I recalled the stories that I read as a child by authors like Kenji Miyazawa, with whom my family had some connections when he was alive. Deep, mysterious, and at times, dark tales like Night on the Galacic Express and Matasaburo of the Wind, along with passages of ancient songs, poetry and history came to mind as I journeyed across the archipelago, camera in hand.

One such story was the story of Urashima Taro, an old fairy tale about a man who rescues a sea turtle, and is taken to a beautiful underwater palace where he is wined and dined for what he thinks is a few days. When he departs to return to his village, the princess of the palace gives him a gift box with an admonition to never open it, but of course, he cannot help himself, and when he opens it, he finds that 100 years had passed by above the sea. He turns into an old man, and everyone who was familiar to him is gone.
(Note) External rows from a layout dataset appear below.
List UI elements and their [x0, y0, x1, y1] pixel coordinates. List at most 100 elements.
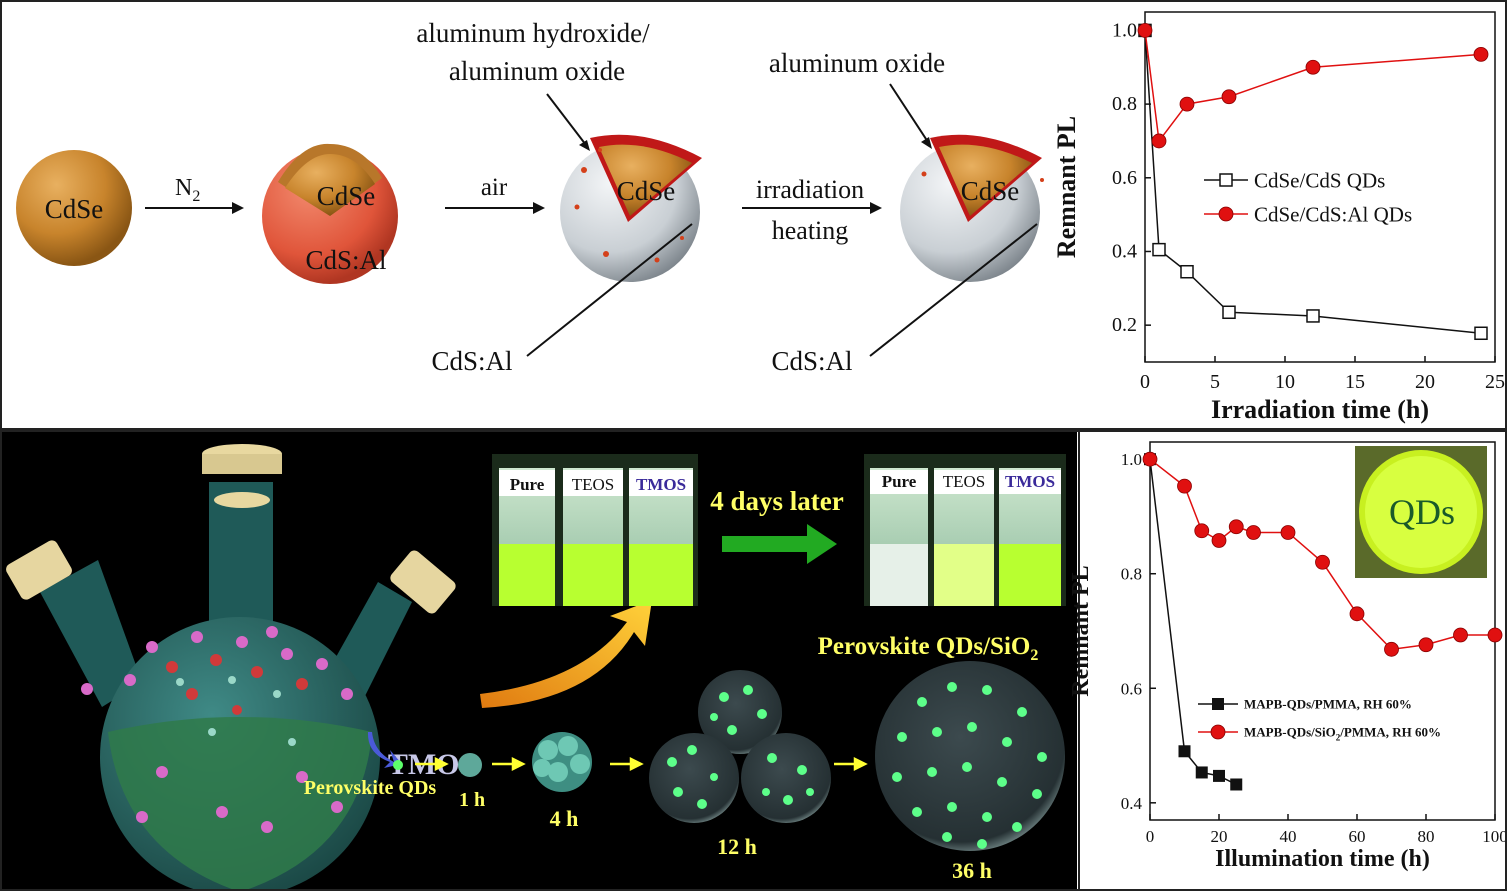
x-tick-label: 15: [1345, 371, 1365, 393]
sphere3-pointer: [526, 223, 693, 357]
series-line: [1144, 30, 1482, 143]
vial1-label-pure: Pure: [510, 475, 545, 494]
vial-photo-later: [864, 454, 1066, 606]
core-shell-sphere: [262, 143, 398, 284]
callout-oxide-pointer: [889, 83, 929, 143]
data-point: [1221, 89, 1237, 105]
y-tick-label: 1.0: [1121, 450, 1142, 469]
data-point: [1349, 606, 1365, 622]
days-arrow: [722, 524, 837, 564]
sphere3-core-label: CdSe: [617, 176, 676, 206]
x-tick-label: 0: [1146, 827, 1155, 846]
sphere2-core-label: CdSe: [317, 181, 376, 211]
arrow3-label-line1: irradiation: [756, 175, 864, 204]
qd-label: Perovskite QDs: [304, 777, 437, 799]
top-panel-svg: CdSe N2 CdSe CdS:Al air aluminum hydroxi…: [16, 11, 1505, 424]
y-tick-label: 0.4: [1121, 794, 1143, 813]
vial1-label-tmos: TMOS: [636, 475, 686, 494]
x-tick-label: 0: [1140, 371, 1150, 393]
sphere4-core-label: CdSe: [961, 176, 1020, 206]
y-tick-label: 1.0: [1112, 19, 1137, 41]
data-point: [1280, 525, 1296, 540]
x-tick-label: 25: [1485, 371, 1505, 393]
bottom-panel: TMOS Perovskite QDs Pure TEOS TMOS 4 day…: [0, 430, 1507, 894]
callout-hydroxide-arrowhead: [579, 140, 590, 151]
cdse-core-sphere: [16, 150, 132, 266]
data-point: [1453, 627, 1468, 643]
y-axis-label: Remnant PL: [1068, 565, 1094, 696]
data-point: [1137, 23, 1153, 38]
data-point: [1177, 478, 1192, 494]
legend-marker: [1219, 173, 1233, 187]
data-point: [1246, 525, 1261, 540]
x-tick-label: 20: [1211, 827, 1228, 846]
x-axis-label: Irradiation time (h): [1211, 395, 1429, 424]
callout-hydroxide-line1: aluminum hydroxide/: [416, 18, 650, 48]
data-point: [1315, 554, 1330, 570]
vial-photo-initial: [492, 454, 698, 606]
sphere4-pointer: [869, 223, 1038, 357]
data-point: [1418, 637, 1434, 653]
y-tick-label: 0.6: [1121, 679, 1142, 698]
sphere4-pointer-label: CdS:Al: [771, 346, 852, 376]
y-tick-label: 0.6: [1112, 167, 1137, 189]
legend-label: MAPB-QDs/SiO2/PMMA, RH 60%: [1244, 725, 1441, 743]
x-tick-label: 20: [1415, 371, 1435, 393]
arrow3-label-line2: heating: [772, 216, 849, 245]
data-point: [1305, 59, 1321, 75]
y-axis-label: Remnant PL: [1052, 116, 1081, 258]
x-axis-label: Illumination time (h): [1215, 846, 1430, 872]
arrow-irradiation: [742, 202, 882, 214]
stage-1h-label: 1 h: [459, 789, 485, 811]
sphere3-pointer-label: CdS:Al: [431, 346, 512, 376]
growth-arrows: [415, 756, 868, 772]
stage-1h-particle: [458, 753, 482, 777]
product-label: Perovskite QDs/SiO2: [818, 633, 1039, 664]
data-point: [1213, 769, 1225, 782]
arrow-air: [445, 202, 545, 214]
vial-arrow: [480, 600, 652, 708]
reagent-arrow: [367, 732, 402, 768]
vial1-label-teos: TEOS: [572, 475, 615, 494]
inset-label: QDs: [1389, 492, 1455, 532]
stage-4h-label: 4 h: [550, 806, 579, 831]
data-point: [1195, 766, 1208, 779]
vial2-label-tmos: TMOS: [1005, 472, 1055, 491]
x-tick-label: 80: [1418, 827, 1435, 846]
legend-marker: [1218, 206, 1234, 222]
legend-label: CdSe/CdS QDs: [1254, 168, 1385, 192]
oxidized-sphere: [560, 134, 702, 282]
callout-hydroxide-line2: aluminum oxide: [449, 56, 625, 86]
x-tick-label: 10: [1275, 371, 1295, 393]
stage-12h-label: 12 h: [717, 834, 757, 859]
reaction-flask: [6, 444, 456, 894]
data-point: [1474, 326, 1488, 341]
data-point: [1142, 451, 1158, 467]
x-tick-label: 60: [1349, 827, 1366, 846]
qd-film-inset: [1355, 446, 1487, 578]
x-tick-label: 5: [1210, 371, 1220, 393]
data-point: [1178, 745, 1191, 758]
data-point: [1179, 96, 1195, 112]
y-tick-label: 0.8: [1121, 565, 1142, 584]
data-point: [1384, 641, 1399, 657]
irradiation-chart: 0 5 10 15 20 25 0.2 0.4 0.6 0.8 1.0 Irradiation tim…: [1052, 11, 1505, 424]
data-point: [1151, 133, 1167, 149]
arrow2-label: air: [481, 174, 508, 201]
data-point: [1230, 778, 1243, 791]
y-tick-label: 0.8: [1112, 93, 1137, 115]
y-tick-label: 0.2: [1112, 314, 1137, 336]
stage-4h-particle: [532, 732, 592, 792]
top-panel: CdSe N2 CdSe CdS:Al air aluminum hydroxi…: [0, 0, 1507, 430]
data-point: [1222, 305, 1236, 320]
arrow1-label: N2: [175, 175, 200, 205]
illumination-chart: 0 20 40 60 80 100 0.4 0.6 0.8 1.0 Illumination tim…: [1068, 441, 1507, 872]
qd-dot: [393, 760, 403, 770]
x-tick-label: 40: [1280, 827, 1297, 846]
days-label: 4 days later: [710, 486, 844, 516]
callout-hydroxide-pointer: [546, 93, 587, 146]
data-point: [1180, 264, 1194, 279]
legend-marker: [1212, 698, 1224, 710]
callout-oxide-arrowhead: [921, 137, 932, 149]
vial2-label-pure: Pure: [882, 472, 917, 491]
When I returned to live in Japan in 2017, many years after I had last lived there and having changed careers entirely, I felt in many ways like the protagonist in this tale. Everything had forever changed. More than ever, I had an appreciation for my home culture, yet I also felt distant, disconnected, and removed from it in many ways. Being from a mixed background in a very homogeneous country, I realized that I would never quite fit in. As I traveled up and down the country, mostly by train, I came to slowly embrace this feeling of isolation I experienced and accept that this would be an essential part of my sensibility.

 

Andy Richter – 

ar julien

© Andy Richter – Julien at the Fairy House, Minneapolis, Minnesota, 2020

Andy Richter is an award-winning visual artist and storyteller based in Minneapolis, Minnesota. He immerses himself in his subject and its wider context, exploring such themes as family, fatherhood, self-transformation, consciousness and spirituality with the heightened awareness that the camera brings.

Andy’s photographs have been exhibited internationally and he has received recognition from American Photography, Photolucida, the Center for Documentary Studies at Duke University, and the International Photography Awards, among others. He is a multiple time recipient of the Minnesota State Arts Board Artist Initiative Grant. His monograph, Serpent in the Wilderness, based on his half decade long visual exploration of yoga, was published in 2018 by Kehrer Verlag. His clients include The New York Times, National Geographic Magazine, GEO, Time, Smithsonian, Mother Jones, among others.